F.N.H. : Une anecdote marrante autour du festival… M. M. : Un Dj très connu m'avait dit : «J'ai failli me pisser dessus sur scène !» (rires). Il y en a plein. C'est toujours marrant. Heureusement qu'il existe des moments hyper drôles, sinon ce serait intenable. On rigole bien des fois avec les autorités. Des quiproquos, tu vois ! Au bout de 21ans, je crois qu'il y a de quoi écrire 2 livres. Volume I, Volume II. Itoub !

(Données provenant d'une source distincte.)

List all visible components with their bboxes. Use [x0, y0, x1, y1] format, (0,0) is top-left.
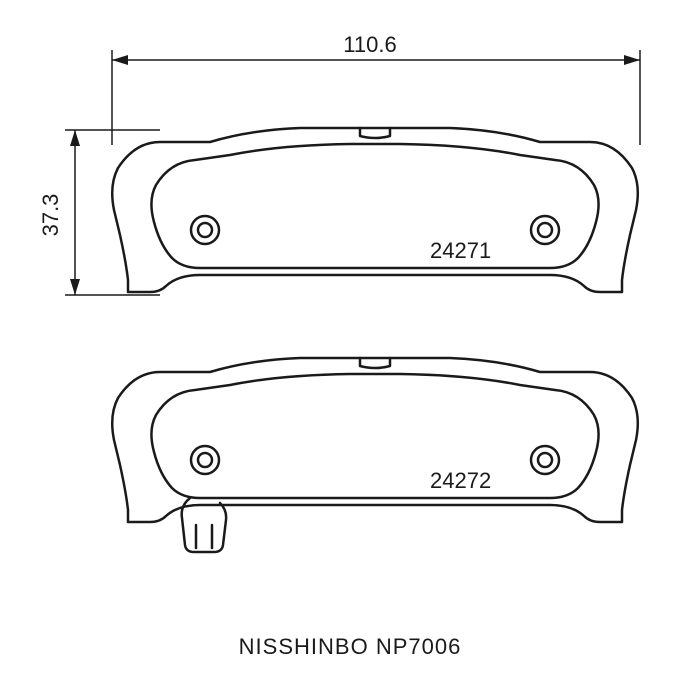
brand-label: NISSHINBO	[239, 634, 369, 659]
footer-caption: NISSHINBO NP7006	[0, 634, 700, 660]
width-dimension-label: 110.6	[343, 32, 396, 57]
pad-bottom-part-number: 24272	[430, 468, 491, 493]
height-dimension-label: 37.3	[38, 194, 63, 237]
diagram-canvas: 110.6 37.3	[0, 0, 700, 700]
pad-top-part-number: 24271	[430, 238, 491, 263]
model-label: NP7006	[376, 634, 462, 659]
height-dimension: 37.3	[38, 130, 160, 295]
brake-pad-top: 24271	[112, 128, 638, 292]
brake-pad-bottom: 24272	[112, 358, 638, 552]
technical-drawing-svg: 110.6 37.3	[0, 0, 700, 620]
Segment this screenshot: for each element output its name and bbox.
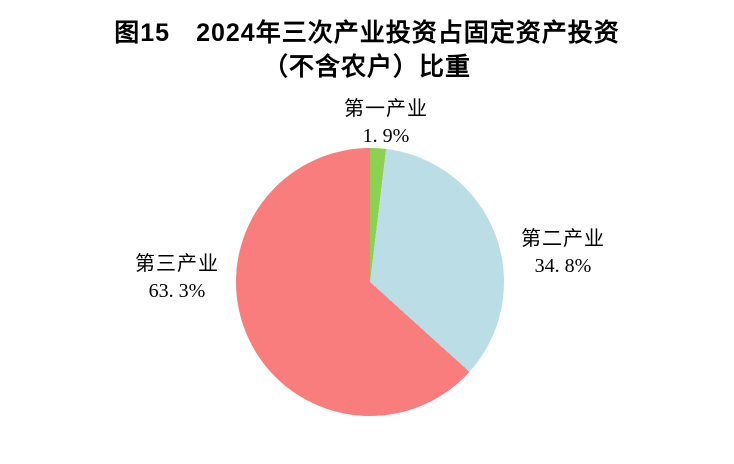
slice-label-name: 第一产业 <box>344 98 428 120</box>
slice-label-value: 1. 9% <box>362 125 410 147</box>
slice-label-tertiary-industry: 第三产业 63. 3% <box>135 251 219 305</box>
slice-label-name: 第三产业 <box>135 253 219 275</box>
slice-label-primary-industry: 第一产业 1. 9% <box>344 96 428 150</box>
chart-title: 图15 2024年三次产业投资占固定资产投资 （不含农户）比重 <box>0 16 734 84</box>
slice-label-value: 34. 8% <box>534 255 592 277</box>
pie-chart <box>236 148 504 416</box>
chart-title-line-2: （不含农户）比重 <box>262 53 471 81</box>
chart-title-line-1: 图15 2024年三次产业投资占固定资产投资 <box>114 19 620 47</box>
slice-label-name: 第二产业 <box>521 228 605 250</box>
slice-label-secondary-industry: 第二产业 34. 8% <box>521 226 605 280</box>
slice-label-value: 63. 3% <box>148 280 206 302</box>
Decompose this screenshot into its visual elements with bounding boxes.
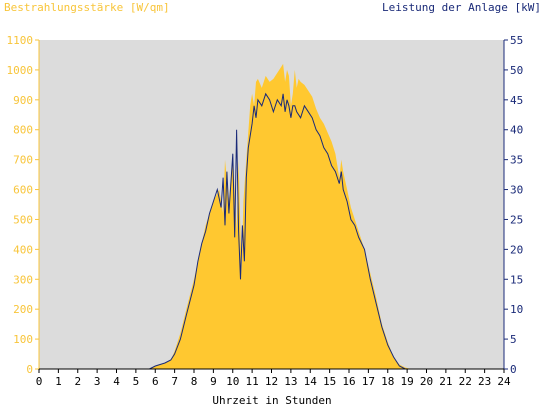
x-tick-label: 23 — [478, 375, 491, 388]
x-tick-label: 21 — [439, 375, 452, 388]
x-tick-label: 8 — [191, 375, 198, 388]
x-tick-label: 10 — [226, 375, 239, 388]
left-tick-label: 1000 — [7, 64, 34, 77]
x-tick-label: 4 — [113, 375, 120, 388]
x-tick-label: 22 — [459, 375, 472, 388]
left-axis-title: Bestrahlungsstärke [W/qm] — [4, 1, 170, 14]
left-tick-label: 100 — [13, 333, 33, 346]
left-tick-label: 200 — [13, 303, 33, 316]
left-tick-label: 500 — [13, 213, 33, 226]
x-tick-label: 16 — [342, 375, 355, 388]
x-tick-label: 17 — [362, 375, 375, 388]
right-tick-label: 0 — [510, 363, 517, 376]
right-tick-label: 35 — [510, 154, 523, 167]
left-tick-label: 300 — [13, 273, 33, 286]
x-tick-label: 11 — [246, 375, 259, 388]
x-tick-label: 14 — [304, 375, 318, 388]
right-tick-label: 10 — [510, 303, 523, 316]
right-tick-label: 15 — [510, 273, 523, 286]
left-tick-label: 400 — [13, 243, 33, 256]
x-tick-label: 6 — [152, 375, 159, 388]
x-tick-label: 2 — [74, 375, 81, 388]
x-tick-label: 9 — [210, 375, 217, 388]
left-tick-label: 600 — [13, 184, 33, 197]
right-tick-label: 40 — [510, 124, 523, 137]
x-tick-label: 20 — [420, 375, 433, 388]
right-tick-label: 55 — [510, 34, 523, 47]
x-tick-label: 19 — [401, 375, 414, 388]
right-tick-label: 50 — [510, 64, 523, 77]
x-tick-label: 13 — [284, 375, 297, 388]
right-tick-label: 45 — [510, 94, 523, 107]
left-tick-label: 0 — [26, 363, 33, 376]
series-line-power — [39, 92, 504, 370]
x-axis-title: Uhrzeit in Stunden — [212, 394, 332, 407]
left-tick-label: 700 — [13, 154, 33, 167]
x-tick-label: 18 — [381, 375, 394, 388]
left-tick-label: 1100 — [7, 34, 34, 47]
x-tick-label: 7 — [171, 375, 178, 388]
left-tick-label: 800 — [13, 124, 33, 137]
x-tick-label: 12 — [265, 375, 278, 388]
right-tick-label: 5 — [510, 333, 517, 346]
x-tick-label: 1 — [55, 375, 62, 388]
x-tick-label: 0 — [36, 375, 43, 388]
series-area-irradiance — [39, 63, 504, 370]
x-tick-label: 15 — [323, 375, 336, 388]
right-tick-label: 30 — [510, 184, 523, 197]
right-tick-label: 25 — [510, 213, 523, 226]
x-tick-label: 24 — [497, 375, 511, 388]
x-tick-label: 3 — [94, 375, 101, 388]
left-tick-label: 900 — [13, 94, 33, 107]
right-axis-title: Leistung der Anlage [kW] — [382, 1, 541, 14]
right-tick-label: 20 — [510, 243, 523, 256]
x-tick-label: 5 — [133, 375, 140, 388]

L'Boulevard, renvoyé aux calendes grecques ! Un peu d'insouciance, beaucoup de découvertes et d'artistes confirmés. Une boulimie de styles et de sonorités. Telle est la philosophie du festival L'Boulevard. Un événement qui fait en sorte qu'aucun mélomane ne se sent exclu de la fête. En deux semaines, il permet aux jeunes de s'épanouir, de s'exprimer et de se détacher des frustrations. Il refuse qu'une voix soit étouffée. Cependant, l'association EAC-L'Boulevard a annoncé l'annulation des éditions 2020 des différents festivals organisés par ses soins. «Au vu des circonstances actuelles et des mesures d'urgence prises par le Maroc pour faire face à la pandémie de la Covid-19, l'association a le regret de vous annoncer l'annulation des éditions 2020 de ses festivals de musique, L'Boulevard, du street-art, Sbagha Bagha à Casablanca et Jidar, toiles de rue à Rabat (…) Les activités du centre de musiques actuelles, le Boultek, à savoir les concerts, répétitions et résidences, sont également à l'arrêt… », lit-on dans un communiqué de l'association. Mais quel dommage ! Point de plaisirs décoiffants, cette année.